Due to this and other reports exposing the human rights abuses against children, the Australian government decided in 2016 to release all of the children and their families from mainland detention centers into the community on special visas. But that still left them without a final word on whether they will be allowed to stay in Australia for good.

To this day, there are still a few hundred children in detention, mostly on Nauru, where migrants are in the process of applying to the U.S. for resettlement.

“While the Australian government has now ensured there are no children in onshore detention centers in Australia, 158 children are still detained in Nauru and there has not been any legislative change to Australian migration laws,” said Hirsch. “Meaning at any time, the government can re-detain children.”

This “fix” also doesn’t address the potentially lifelong consequences of the trauma children experienced on the island.
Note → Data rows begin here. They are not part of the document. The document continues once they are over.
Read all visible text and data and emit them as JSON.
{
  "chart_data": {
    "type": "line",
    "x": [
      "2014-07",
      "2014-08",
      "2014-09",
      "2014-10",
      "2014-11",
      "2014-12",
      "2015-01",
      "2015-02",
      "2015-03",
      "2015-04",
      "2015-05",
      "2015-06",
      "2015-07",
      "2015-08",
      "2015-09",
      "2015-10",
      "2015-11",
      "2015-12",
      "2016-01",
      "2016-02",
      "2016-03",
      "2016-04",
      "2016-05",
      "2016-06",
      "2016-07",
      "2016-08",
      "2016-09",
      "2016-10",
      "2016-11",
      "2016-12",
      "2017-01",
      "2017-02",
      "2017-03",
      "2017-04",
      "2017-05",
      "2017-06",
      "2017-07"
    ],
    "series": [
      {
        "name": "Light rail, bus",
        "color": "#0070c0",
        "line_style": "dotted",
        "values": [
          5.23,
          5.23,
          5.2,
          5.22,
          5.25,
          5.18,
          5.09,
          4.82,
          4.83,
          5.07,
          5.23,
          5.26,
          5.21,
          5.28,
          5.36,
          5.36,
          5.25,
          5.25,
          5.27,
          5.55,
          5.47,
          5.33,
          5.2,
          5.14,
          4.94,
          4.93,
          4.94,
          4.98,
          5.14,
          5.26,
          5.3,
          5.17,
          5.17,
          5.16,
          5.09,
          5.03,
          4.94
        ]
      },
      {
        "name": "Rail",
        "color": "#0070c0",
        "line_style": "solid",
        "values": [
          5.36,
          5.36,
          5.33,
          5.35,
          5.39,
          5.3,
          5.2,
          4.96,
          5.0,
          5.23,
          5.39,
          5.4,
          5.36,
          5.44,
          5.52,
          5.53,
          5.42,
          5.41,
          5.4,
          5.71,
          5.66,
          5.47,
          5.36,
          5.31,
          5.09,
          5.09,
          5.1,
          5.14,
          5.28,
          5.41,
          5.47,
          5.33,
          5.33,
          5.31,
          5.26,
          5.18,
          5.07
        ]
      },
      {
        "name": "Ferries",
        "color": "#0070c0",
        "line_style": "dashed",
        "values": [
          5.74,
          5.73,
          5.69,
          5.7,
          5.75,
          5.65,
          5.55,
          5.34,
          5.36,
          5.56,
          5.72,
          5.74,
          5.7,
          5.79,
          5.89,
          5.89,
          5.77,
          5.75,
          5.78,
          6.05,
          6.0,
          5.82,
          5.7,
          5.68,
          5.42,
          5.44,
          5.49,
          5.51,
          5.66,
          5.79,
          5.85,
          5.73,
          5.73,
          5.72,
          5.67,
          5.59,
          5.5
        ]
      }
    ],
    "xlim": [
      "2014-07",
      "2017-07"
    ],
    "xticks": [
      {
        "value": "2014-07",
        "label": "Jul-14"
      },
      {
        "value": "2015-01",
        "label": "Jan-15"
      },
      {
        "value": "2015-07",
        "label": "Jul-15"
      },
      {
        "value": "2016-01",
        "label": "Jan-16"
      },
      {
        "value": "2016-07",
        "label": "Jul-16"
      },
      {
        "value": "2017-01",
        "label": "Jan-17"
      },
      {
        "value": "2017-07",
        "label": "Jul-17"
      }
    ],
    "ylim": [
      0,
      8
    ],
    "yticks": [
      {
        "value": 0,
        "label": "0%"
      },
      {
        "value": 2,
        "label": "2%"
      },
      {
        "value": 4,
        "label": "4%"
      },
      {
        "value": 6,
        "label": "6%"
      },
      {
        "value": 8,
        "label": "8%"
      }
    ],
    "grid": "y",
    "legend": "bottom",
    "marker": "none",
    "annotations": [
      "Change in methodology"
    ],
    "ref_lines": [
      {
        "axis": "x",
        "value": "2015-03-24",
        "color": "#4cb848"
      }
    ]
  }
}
There are currently no published reports following up with children who were detained in Australia’s migration facilities, but Mares points to research on the mental health of refugee children now living in rich countries. A 2011 review paper states that children do better when their asylum cases are processed quickly and carefully, and when they are detained in “routine” reception facilities rather than restrictive ones. It also states that after a migration detention experience, intrusive memories of fires, rioting, violence and self-harm experienced in the facility are common among children.

At first, the Australian government denied that these abuses were occurring, Mares said. But when the evidence became undeniable, they switched tactics and began calling the detention policy “a deterrent” ― treatment so awful as to discourage people from trying to make the journey to Australia. White House chief of staff John Kelly said the decision to separate children from their families “would be a tough deterrent” for illegal immigration back in April. Instead of inspiration, Australia’s example should serve as a warning to Americans, Mares said.

“Most people do not believe that it is right to harm some people (particularly children, but actually anyone) with the aim of making other people behave differently,” Mares said.

“Immigration detention results in child neglect and maltreatment undertaken deliberately by our governments,” she concluded. “We would never condone this for American or Australian children.”